This post was produced for the Global Economic Symposium 2013. Read more at http://blog.global-economic-symposium.org/.
The United Nation’s 2013 World Happiness report said Ugandans are the happiest people in East Africa, yet they are not the richest. Kenya, the region’s economic powerhouse, was ranked the second happiest. This implies that economic success does not guarantee a happy life.
Redefining success was one of the key issues discussed at the Global Economic Symposium in Kiel, Germany. How do you define success? People across societies have different ways of defining it. Some define it by how much money they have in the bank, while others say success depends on one’s goals, be it having a cordial relationship with your neighbor or giving a good education to your children.
Currently, the greatest challenge is to safeguard the success and development we have. This calls for governance tailored to sustainable development. Sustainability requires striking the right balance of political, economic, and environmental concerns.
Searching for new ideas to drive the world was the overriding objective of the Global Economic Symposium session “Governance for Sustainable Development.” The task for the participants sitting is the small conference room in the Atlantic Hotel was to suggest solutions to shape future development to sustain generations.
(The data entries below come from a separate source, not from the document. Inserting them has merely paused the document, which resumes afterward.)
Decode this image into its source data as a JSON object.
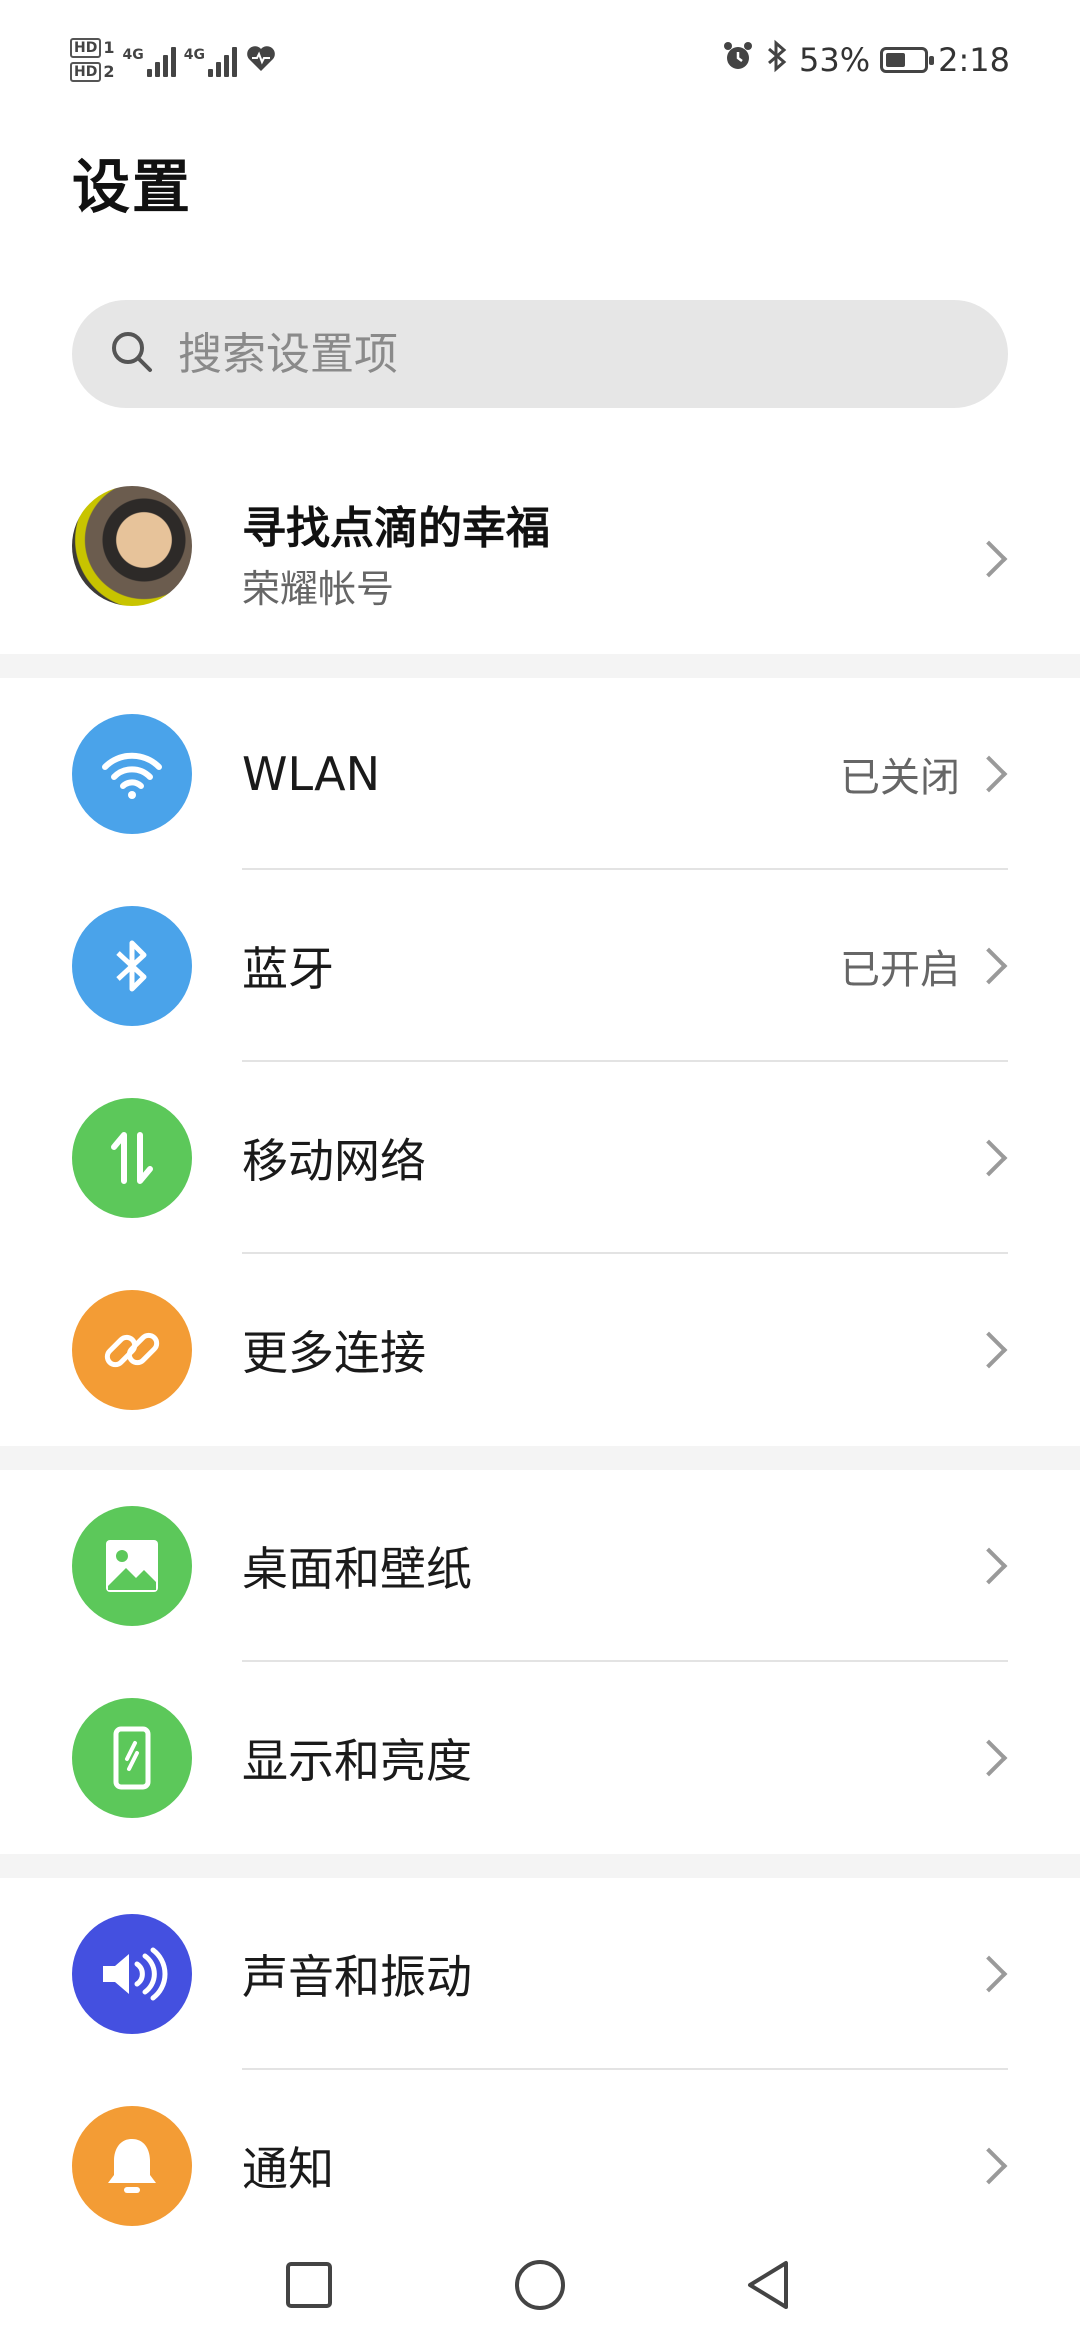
{
  "status_bar": {
    "hd1": "HD",
    "hd1_sub": "1",
    "hd2": "HD",
    "hd2_sub": "2",
    "signal1_label": "4G",
    "signal2_label": "4G",
    "battery_percent": "53%",
    "battery_level": 0.53,
    "time": "2:18"
  },
  "page": {
    "title": "设置"
  },
  "search": {
    "placeholder": "搜索设置项"
  },
  "account": {
    "name": "寻找点滴的幸福",
    "subtitle": "荣耀帐号"
  },
  "settings": [
    {
      "label": "WLAN",
      "value": "已关闭",
      "icon": "wifi-icon",
      "color": "#4aa3ea"
    },
    {
      "label": "蓝牙",
      "value": "已开启",
      "icon": "bluetooth-icon",
      "color": "#4aa3ea"
    },
    {
      "label": "移动网络",
      "value": "",
      "icon": "mobile-data-icon",
      "color": "#5cc85a"
    },
    {
      "label": "更多连接",
      "value": "",
      "icon": "link-icon",
      "color": "#f39c35"
    },
    {
      "label": "桌面和壁纸",
      "value": "",
      "icon": "image-icon",
      "color": "#5cc85a"
    },
    {
      "label": "显示和亮度",
      "value": "",
      "icon": "phone-brightness-icon",
      "color": "#5cc85a"
    },
    {
      "label": "声音和振动",
      "value": "",
      "icon": "speaker-icon",
      "color": "#4450e0"
    },
    {
      "label": "通知",
      "value": "",
      "icon": "bell-icon",
      "color": "#f39c35"
    }
  ]
}
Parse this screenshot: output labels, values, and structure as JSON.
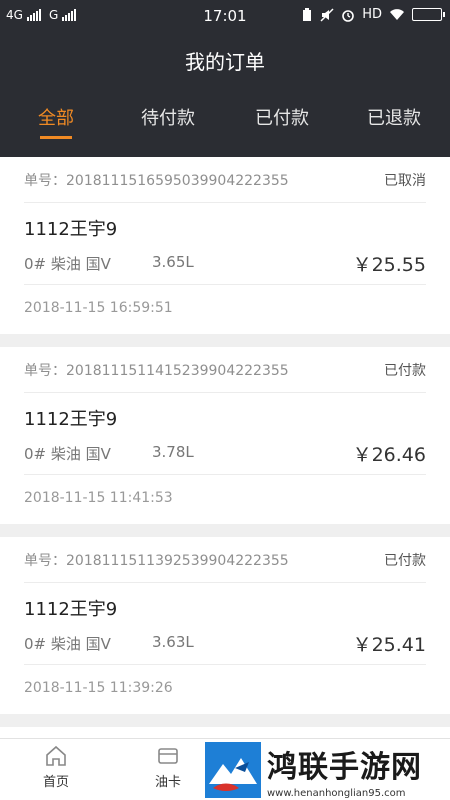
{
  "status_bar": {
    "network1": "4G",
    "network2": "G",
    "time": "17:01",
    "hd": "HD"
  },
  "header": {
    "title": "我的订单"
  },
  "tabs": [
    {
      "label": "全部",
      "active": true
    },
    {
      "label": "待付款",
      "active": false
    },
    {
      "label": "已付款",
      "active": false
    },
    {
      "label": "已退款",
      "active": false
    }
  ],
  "orders": [
    {
      "order_no": "单号：2018111516595039904222355",
      "status": "已取消",
      "plate": "1112王宇9",
      "fuel": "0# 柴油 国Ⅴ",
      "volume": "3.65L",
      "price": "￥25.55",
      "time": "2018-11-15 16:59:51"
    },
    {
      "order_no": "单号：2018111511415239904222355",
      "status": "已付款",
      "plate": "1112王宇9",
      "fuel": "0# 柴油 国Ⅴ",
      "volume": "3.78L",
      "price": "￥26.46",
      "time": "2018-11-15 11:41:53"
    },
    {
      "order_no": "单号：2018111511392539904222355",
      "status": "已付款",
      "plate": "1112王宇9",
      "fuel": "0# 柴油 国Ⅴ",
      "volume": "3.63L",
      "price": "￥25.41",
      "time": "2018-11-15 11:39:26"
    }
  ],
  "bottom_nav": [
    {
      "label": "首页",
      "icon": "home-icon"
    },
    {
      "label": "油卡",
      "icon": "card-icon"
    }
  ],
  "watermark": {
    "title": "鸿联手游网",
    "url": "www.henanhonglian95.com"
  }
}
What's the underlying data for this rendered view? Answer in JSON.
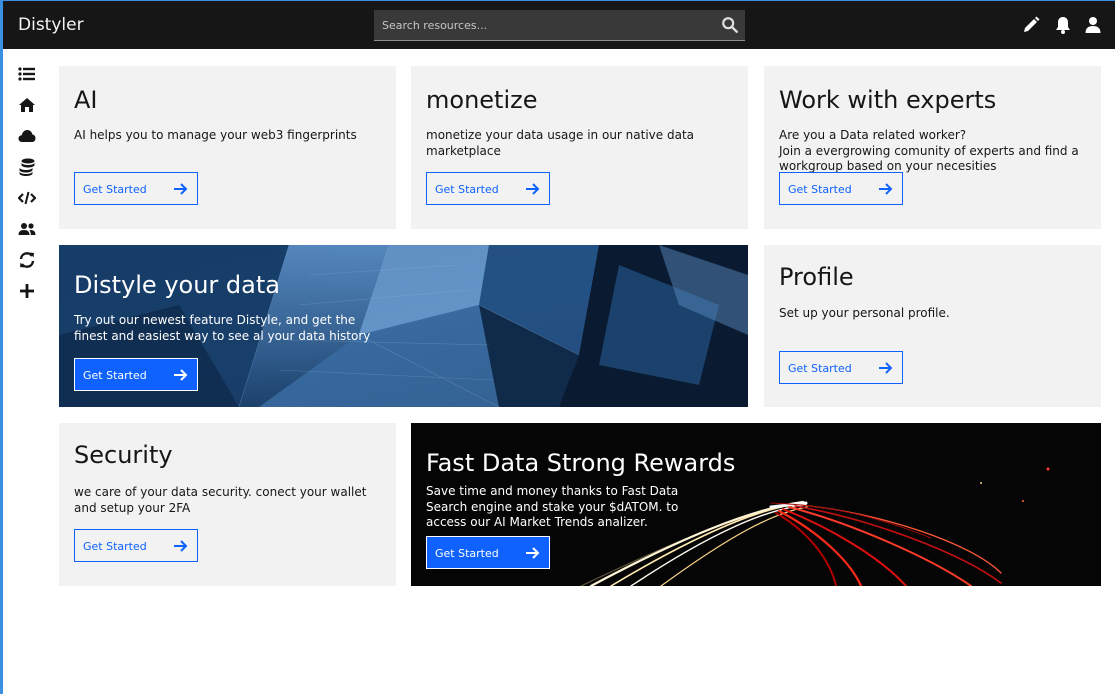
{
  "app": {
    "title": "Distyler"
  },
  "search": {
    "placeholder": "Search resources..."
  },
  "header_icons": [
    "edit-icon",
    "notification-icon",
    "user-icon"
  ],
  "sidebar": {
    "items": [
      "list-icon",
      "home-icon",
      "cloud-icon",
      "database-icon",
      "code-icon",
      "users-icon",
      "refresh-icon",
      "add-icon"
    ]
  },
  "tiles": {
    "ai": {
      "title": "AI",
      "text": "AI helps you to manage your web3 fingerprints",
      "button": "Get Started"
    },
    "monetize": {
      "title": "monetize",
      "text": "monetize your data usage in our native data marketplace",
      "button": "Get Started"
    },
    "experts": {
      "title": "Work with experts",
      "text": "Are you a Data related worker?\nJoin a evergrowing comunity of experts and find a workgroup based on your necesities",
      "button": "Get Started"
    },
    "distyle": {
      "title": "Distyle your data",
      "text": "Try out our newest feature Distyle, and get the finest and easiest way to see al your data history",
      "button": "Get Started"
    },
    "profile": {
      "title": "Profile",
      "text": "Set up your personal profile.",
      "button": "Get Started"
    },
    "security": {
      "title": "Security",
      "text": "we care of your data security. conect your wallet and setup your 2FA",
      "button": "Get Started"
    },
    "rewards": {
      "title": "Fast Data Strong Rewards",
      "text": "Save time and money thanks to Fast Data Search engine and stake your $dATOM. to access our AI Market Trends analizer.",
      "button": "Get Started"
    }
  },
  "colors": {
    "accent": "#0f62fe",
    "header": "#161616",
    "tile": "#f2f2f2"
  }
}
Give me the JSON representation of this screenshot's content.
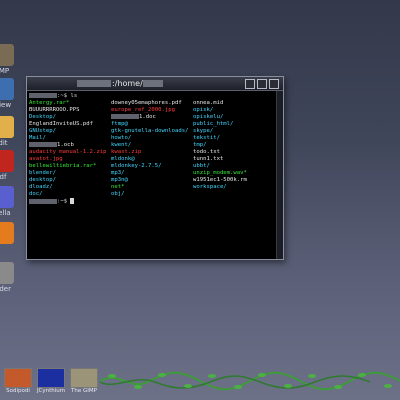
{
  "desktop_icons": [
    {
      "label": "IMP",
      "icon": "gimp-icon",
      "color": "#7a6b55"
    },
    {
      "label": "view",
      "icon": "view-icon",
      "color": "#3d6fb0"
    },
    {
      "label": "dit",
      "icon": "edit-icon",
      "color": "#e2b04a"
    },
    {
      "label": "df",
      "icon": "pdf-icon",
      "color": "#c0261e"
    },
    {
      "label": "tella",
      "icon": "stella-icon",
      "color": "#5a5fcf"
    },
    {
      "label": "",
      "icon": "blender-icon",
      "color": "#e47b1e"
    },
    {
      "label": "ader",
      "icon": "loader-icon",
      "color": "#8a8a8a"
    }
  ],
  "terminal": {
    "title_suffix": ":/home/",
    "prompt_suffix": ":~$ ",
    "command": "ls",
    "columns": [
      [
        {
          "t": "Antergy.rar*",
          "c": "green"
        },
        {
          "t": "BUUURRRROOO.PPS",
          "c": "white"
        },
        {
          "t": "Desktop/",
          "c": "cyan"
        },
        {
          "t": "EnglandInviteUS.pdf",
          "c": "white"
        },
        {
          "t": "GNUstep/",
          "c": "cyan"
        },
        {
          "t": "Mail/",
          "c": "cyan"
        },
        {
          "t": "1.ocb",
          "c": "white",
          "blur": true
        },
        {
          "t": "audacity manual-1.2.zip",
          "c": "red"
        },
        {
          "t": "avatot.jpg",
          "c": "red"
        },
        {
          "t": "bellewiltiebria.rar*",
          "c": "green"
        },
        {
          "t": "blender/",
          "c": "cyan"
        },
        {
          "t": "desktop/",
          "c": "cyan"
        },
        {
          "t": "dloadz/",
          "c": "cyan"
        },
        {
          "t": "doc/",
          "c": "cyan"
        }
      ],
      [
        {
          "t": "downey05emaphores.pdf",
          "c": "white"
        },
        {
          "t": "europe_ref_2000.jpg",
          "c": "red"
        },
        {
          "t": "1.doc",
          "c": "white",
          "blur": true
        },
        {
          "t": "ftmp@",
          "c": "cyan"
        },
        {
          "t": "gtk-gnutella-downloads/",
          "c": "cyan"
        },
        {
          "t": "howto/",
          "c": "cyan"
        },
        {
          "t": "kwent/",
          "c": "cyan"
        },
        {
          "t": "kwast.zip",
          "c": "red"
        },
        {
          "t": "mldonk@",
          "c": "cyan"
        },
        {
          "t": "mldonkey-2.7.5/",
          "c": "cyan"
        },
        {
          "t": "mp3/",
          "c": "cyan"
        },
        {
          "t": "mp3n@",
          "c": "cyan"
        },
        {
          "t": "net*",
          "c": "green"
        },
        {
          "t": "obj/",
          "c": "cyan"
        }
      ],
      [
        {
          "t": "onnea.mid",
          "c": "white"
        },
        {
          "t": "opisk/",
          "c": "cyan"
        },
        {
          "t": "opiskelu/",
          "c": "cyan"
        },
        {
          "t": "public_html/",
          "c": "cyan"
        },
        {
          "t": "skype/",
          "c": "cyan"
        },
        {
          "t": "tekstit/",
          "c": "cyan"
        },
        {
          "t": "tmp/",
          "c": "cyan"
        },
        {
          "t": "todo.txt",
          "c": "white"
        },
        {
          "t": "tunn1.txt",
          "c": "white"
        },
        {
          "t": "ubbt/",
          "c": "cyan"
        },
        {
          "t": "unzip_modem.wav*",
          "c": "green"
        },
        {
          "t": "w1951ec1-500k.rm",
          "c": "white"
        },
        {
          "t": "workspace/",
          "c": "cyan"
        }
      ]
    ]
  },
  "taskbar": {
    "items": [
      {
        "label": "Sodipodi",
        "icon": "sodipodi-task-icon",
        "color": "#c45a2b"
      },
      {
        "label": "JCynthium",
        "icon": "terminal-task-icon",
        "color": "#1c2fa0"
      },
      {
        "label": "The GIMP",
        "icon": "gimp-task-icon",
        "color": "#9c9478"
      }
    ]
  }
}
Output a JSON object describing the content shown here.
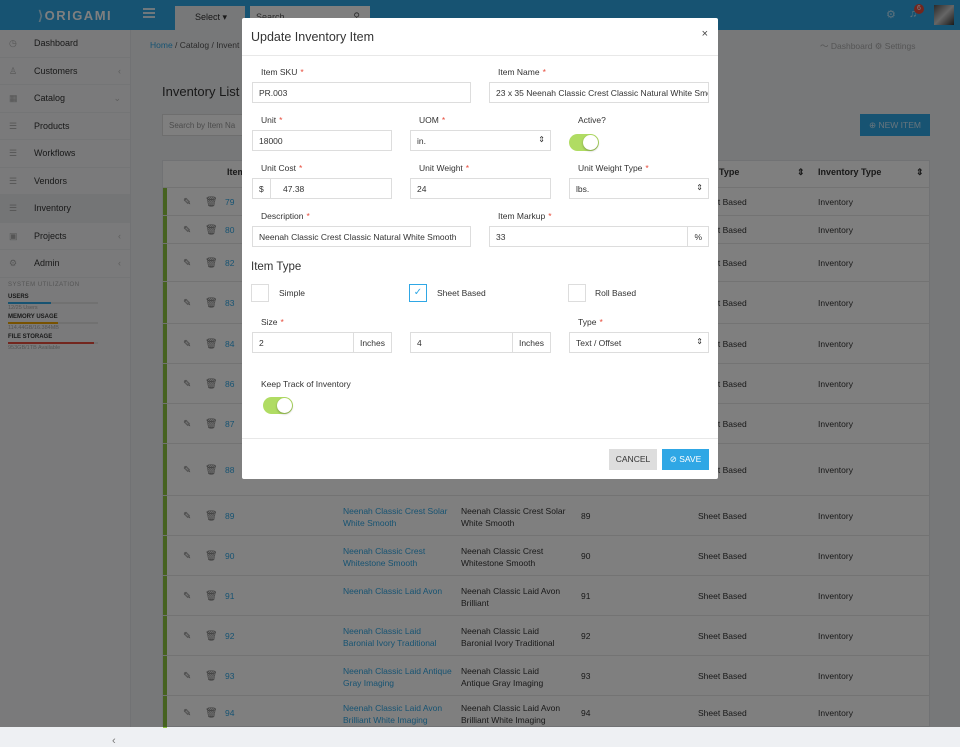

I listened keenly to speaker after speaker to hear those suggestions, and they did not disappoint. With an entertaining moderator, this was a session worth attending. One speaker said, “If everyone got the wealth they desire, this world would be too small for the seven billion people inhabiting it. We would need a five-planet Earth.” This is because everyone wishes to be successful. We all want to accelerate our wealth, but challenges such as scarcity of resources or lack of initiative limit us. These challenges include poverty, over-reliance on government to solve the problems of individuals, poor leadership, dependence on subsidies, environmental destruction, and inequality, among others.
Out of the session came several solutions to promote sustainable development. First, it was suggested that the subsidies countries give to their citizens should be eliminated to give people a chance to work harder and generate their own solutions. This should especially be the case for subsidies that go into public resource consumption. Today, such subsidies account for $1 billion annually in the developed world. It was argued that stopping subsidies for unsustainable resource consumption may at first appear to be a tough decision because it would hurt many people, but in the long run, it would encourage people to work harder, create jobs, and become more innovative.
There is also an urgent need for a UN post-2015 agenda to enable leaders to adopt the right policies and vision for their people. The time is up for the Millennium Development Goals; we need a new roadmap for material, economic well-being.
In addition, participants suggested that it is critical to focus on young people’s education in the form of shared learning from local and global levels. We should not ignore indigenous solutions and must encourage participatory democracy.
Well, the session somehow sounded too hypothetical, and the biggest question for me is whether these nice-sounding solutions can be achieved in the real world.
The Ugandans surveyed said they were happy because they experience generosity, have someone to count on in times of trouble, and feel a sense of freedom to make key life choices. Money is necessary, but it’s not everything. As social media has proved, everything in the world is about interconnection.
It is time to change the measure of success to something other than money — that’s what we should teach our young generation.